Even though it may look that way (especially visually; see below), Twixt is not a film all too concerned with surfaces. It's not a film about a mystery, but about the reason behind why one is carried along by its clues and revelations. And for a film that is ostensibly about a writer writing a book, it's worth noting how little time is actually spent on the process of writing. Instead of the written product, the film values the imaginative process of creating that narrative in the mind and unconscious--to actually put the imagination down on paper, if possible at all, is not tenable without a cheapening, an abasement of the original vision (either due to natural inability or the forces and expectations of the market consuming your writing). We are privy to one actual scene of Baltimore composing, a straight-to-the-camera montage wherein he drunkenly struggles to put down the first words of his outline (Kilmer is in top form here, and throughout). He finds himself unable to do so--the previous night's dream, in all its subtle melancholy and eccentricity, cannot be conveyed by "The night was humid." When Baltimore finds his moment of redemption and completes his character arc it is through his dream, not through his completion of the manuscript. His novel, a product, can only go on to do "okay business." The film seems to find this state of things inevitable, and brushes it off as smilingly as it can--perhaps you have to sell out your dreams a little, choke them up with stock plots and resolutions, in order to get by. But this turn doesn't have to ruin what can be gained through the imaginative construction of narrative. The film's resolution devolves into a hokey pulp horror moment, but it's done with a grin. The narrative's real conclusion was back in the dreamworld (a conclusion that autobiographically mirrors a tragedy in Copolla's own life), and we're allowed to indulge in it. It's hard for me to see the film as making a case against the written word and its limitations.

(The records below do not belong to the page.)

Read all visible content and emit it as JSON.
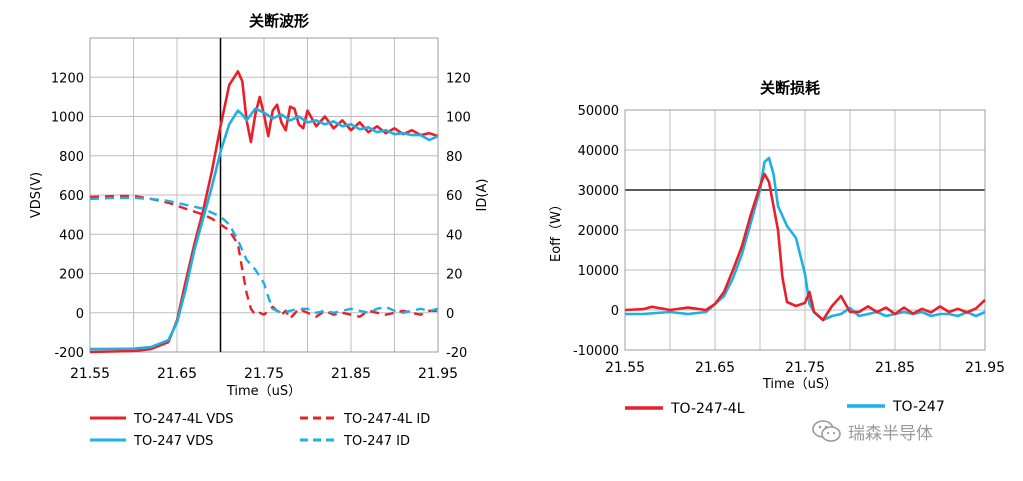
{
  "colors": {
    "red": "#e8202a",
    "blue": "#1fb0e3",
    "grid": "#bdbdbd",
    "black": "#000000"
  },
  "watermark": {
    "text": "瑞森半导体",
    "icon": "wechat-icon"
  },
  "chart_data": [
    {
      "type": "line",
      "title": "关断波形",
      "xlabel": "Time（uS）",
      "ylabel": "VDS(V)",
      "y2label": "ID(A)",
      "xlim": [
        21.55,
        21.95
      ],
      "ylim": [
        -200,
        1400
      ],
      "y2lim": [
        -20,
        140
      ],
      "xticks": [
        "21.55",
        "21.65",
        "21.75",
        "21.85",
        "21.95"
      ],
      "yticks": [
        "-200",
        "0",
        "200",
        "400",
        "600",
        "800",
        "1000",
        "1200"
      ],
      "y2ticks": [
        "-20",
        "0",
        "20",
        "40",
        "60",
        "80",
        "100",
        "120"
      ],
      "grid": true,
      "marker_line_x": 21.7,
      "legend_position": "bottom",
      "series": [
        {
          "name": "TO-247-4L VDS",
          "axis": "left",
          "style": "solid",
          "color": "red",
          "x": [
            21.55,
            21.6,
            21.62,
            21.64,
            21.65,
            21.66,
            21.67,
            21.68,
            21.69,
            21.7,
            21.71,
            21.72,
            21.725,
            21.73,
            21.735,
            21.74,
            21.745,
            21.75,
            21.755,
            21.76,
            21.765,
            21.77,
            21.775,
            21.78,
            21.785,
            21.79,
            21.795,
            21.8,
            21.81,
            21.82,
            21.83,
            21.84,
            21.85,
            21.86,
            21.87,
            21.88,
            21.89,
            21.9,
            21.91,
            21.92,
            21.93,
            21.94,
            21.95
          ],
          "y": [
            -200,
            -195,
            -185,
            -150,
            -40,
            160,
            350,
            520,
            720,
            950,
            1160,
            1230,
            1180,
            980,
            870,
            1010,
            1100,
            1010,
            900,
            1030,
            1060,
            970,
            930,
            1050,
            1040,
            960,
            940,
            1030,
            950,
            1000,
            940,
            980,
            930,
            970,
            920,
            950,
            915,
            940,
            910,
            930,
            905,
            915,
            900
          ]
        },
        {
          "name": "TO-247 VDS",
          "axis": "left",
          "style": "solid",
          "color": "blue",
          "x": [
            21.55,
            21.6,
            21.62,
            21.64,
            21.65,
            21.66,
            21.67,
            21.68,
            21.69,
            21.7,
            21.71,
            21.72,
            21.725,
            21.73,
            21.74,
            21.75,
            21.76,
            21.77,
            21.78,
            21.79,
            21.8,
            21.81,
            21.82,
            21.83,
            21.84,
            21.85,
            21.86,
            21.87,
            21.88,
            21.89,
            21.9,
            21.91,
            21.92,
            21.93,
            21.94,
            21.95
          ],
          "y": [
            -185,
            -183,
            -175,
            -140,
            -50,
            120,
            320,
            480,
            640,
            820,
            960,
            1030,
            1010,
            980,
            1040,
            1020,
            990,
            1010,
            980,
            1000,
            970,
            980,
            960,
            975,
            950,
            960,
            935,
            945,
            920,
            930,
            910,
            915,
            905,
            905,
            880,
            900
          ]
        },
        {
          "name": "TO-247-4L ID",
          "axis": "right",
          "style": "dashed",
          "color": "red",
          "x": [
            21.55,
            21.58,
            21.6,
            21.62,
            21.64,
            21.66,
            21.68,
            21.69,
            21.7,
            21.71,
            21.72,
            21.725,
            21.73,
            21.735,
            21.74,
            21.745,
            21.75,
            21.76,
            21.77,
            21.775,
            21.78,
            21.79,
            21.8,
            21.81,
            21.82,
            21.83,
            21.84,
            21.85,
            21.86,
            21.87,
            21.88,
            21.89,
            21.9,
            21.91,
            21.92,
            21.93,
            21.94,
            21.95
          ],
          "y": [
            59,
            59.5,
            59.5,
            58,
            56,
            53,
            50,
            48,
            45,
            42,
            35,
            22,
            10,
            2,
            -1,
            0,
            -1,
            3,
            -1,
            1,
            -3,
            2,
            0,
            -2,
            1,
            -1,
            0,
            -1,
            -2,
            1,
            0,
            -1,
            0,
            1,
            0,
            -1,
            1,
            1
          ]
        },
        {
          "name": "TO-247 ID",
          "axis": "right",
          "style": "dashed",
          "color": "blue",
          "x": [
            21.55,
            21.58,
            21.6,
            21.62,
            21.64,
            21.66,
            21.68,
            21.7,
            21.71,
            21.72,
            21.73,
            21.74,
            21.75,
            21.755,
            21.76,
            21.77,
            21.78,
            21.79,
            21.8,
            21.81,
            21.82,
            21.83,
            21.84,
            21.85,
            21.86,
            21.87,
            21.88,
            21.89,
            21.9,
            21.91,
            21.92,
            21.93,
            21.94,
            21.95
          ],
          "y": [
            58,
            58.5,
            58.5,
            58,
            57,
            55,
            53,
            49,
            45,
            37,
            27,
            22,
            15,
            8,
            2,
            0,
            1,
            2,
            2,
            0,
            1,
            0,
            1,
            2,
            1,
            0,
            2,
            3,
            1,
            0,
            1,
            2,
            1,
            2
          ]
        }
      ]
    },
    {
      "type": "line",
      "title": "关断损耗",
      "xlabel": "Time（uS）",
      "ylabel": "Eoff（W）",
      "xlim": [
        21.55,
        21.95
      ],
      "ylim": [
        -10000,
        50000
      ],
      "xticks": [
        "21.55",
        "21.65",
        "21.75",
        "21.85",
        "21.95"
      ],
      "yticks": [
        "-10000",
        "0",
        "10000",
        "20000",
        "30000",
        "40000",
        "50000"
      ],
      "grid": true,
      "legend_position": "bottom",
      "series": [
        {
          "name": "TO-247-4L",
          "style": "solid",
          "color": "red",
          "x": [
            21.55,
            21.57,
            21.58,
            21.6,
            21.62,
            21.64,
            21.65,
            21.66,
            21.67,
            21.68,
            21.69,
            21.7,
            21.705,
            21.71,
            21.72,
            21.725,
            21.73,
            21.74,
            21.75,
            21.755,
            21.76,
            21.77,
            21.78,
            21.79,
            21.8,
            21.81,
            21.82,
            21.83,
            21.84,
            21.85,
            21.86,
            21.87,
            21.88,
            21.89,
            21.9,
            21.91,
            21.92,
            21.93,
            21.94,
            21.95
          ],
          "y": [
            0,
            200,
            800,
            0,
            600,
            0,
            1500,
            4500,
            10000,
            16000,
            24000,
            31000,
            34000,
            32000,
            20000,
            8000,
            2000,
            1000,
            1800,
            4500,
            -500,
            -2500,
            1000,
            3500,
            -500,
            -500,
            900,
            -500,
            600,
            -1000,
            600,
            -900,
            300,
            -600,
            900,
            -500,
            300,
            -600,
            400,
            2500
          ]
        },
        {
          "name": "TO-247",
          "style": "solid",
          "color": "blue",
          "x": [
            21.55,
            21.57,
            21.6,
            21.62,
            21.64,
            21.65,
            21.66,
            21.67,
            21.68,
            21.69,
            21.7,
            21.705,
            21.71,
            21.715,
            21.72,
            21.73,
            21.74,
            21.75,
            21.755,
            21.76,
            21.77,
            21.78,
            21.79,
            21.8,
            21.81,
            21.82,
            21.83,
            21.84,
            21.85,
            21.86,
            21.87,
            21.88,
            21.89,
            21.9,
            21.91,
            21.92,
            21.93,
            21.94,
            21.95
          ],
          "y": [
            -1000,
            -1000,
            -500,
            -1000,
            -500,
            1500,
            3500,
            8000,
            14000,
            22000,
            30000,
            37000,
            38000,
            34000,
            26000,
            21000,
            18000,
            9000,
            1500,
            -500,
            -2500,
            -1500,
            -1000,
            500,
            -1500,
            -1000,
            -500,
            -1500,
            -1000,
            -500,
            -1000,
            -500,
            -1500,
            -1000,
            -1000,
            -1500,
            -500,
            -1500,
            -500
          ]
        }
      ]
    }
  ]
}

Rather, it seems clear in its argument that while our words may be corrupted, the purity of our visions remains.

There's also the film's visual aesthetic to grapple with. To say the least: it is a style that will not immediately appeal to all. The film has been shot on medium-grade digital cameras and has that slightly bland, cheap consumer feeling to it in certain scenes. Baltimore's dream strolls through the town at night are shot primarily in black and white (with garish red accents applied to certain objects (mostly blood), like in Sin City (2005) or Schindler's List (1993), but it's more effective here when subtle: a pink rouge coloring the cheeks of Elle Fanning's lonely character). Significantly, these dream sequences are composed of live action video with static, rendered backgrounds that give one the feeling of watching actors moving around in a Windows 98-era video game (some shots look uncannily like screencaps from the classic, atmospheric point-and-click adventure Goosebumps: Escape from Horrorland).* Visually, it's a logical extension from the work Coppola was doing in Bram Stoker's Dracula (1992) (with its towers of blue flame and superimposed silhouettes of the hairy-palmed Count), but here it's so much more endemic to the environment and material. Twixt is a dream--it looks like one, operates like one, and resolves (or fails to resolve) itself like one. Like the best of dreams, it fades only partially upon waking, its images and spirits continuing to mull around behind our eyes.

*Apparently these dream sequences were filmed in 3D (or maybe post-converted?) and projected that way theatrically. I did not see the film this way, so can only imagine that the 3D makes these sequences appear even more jarring (I have trouble believing that the 3D would soften the images' peculiarity).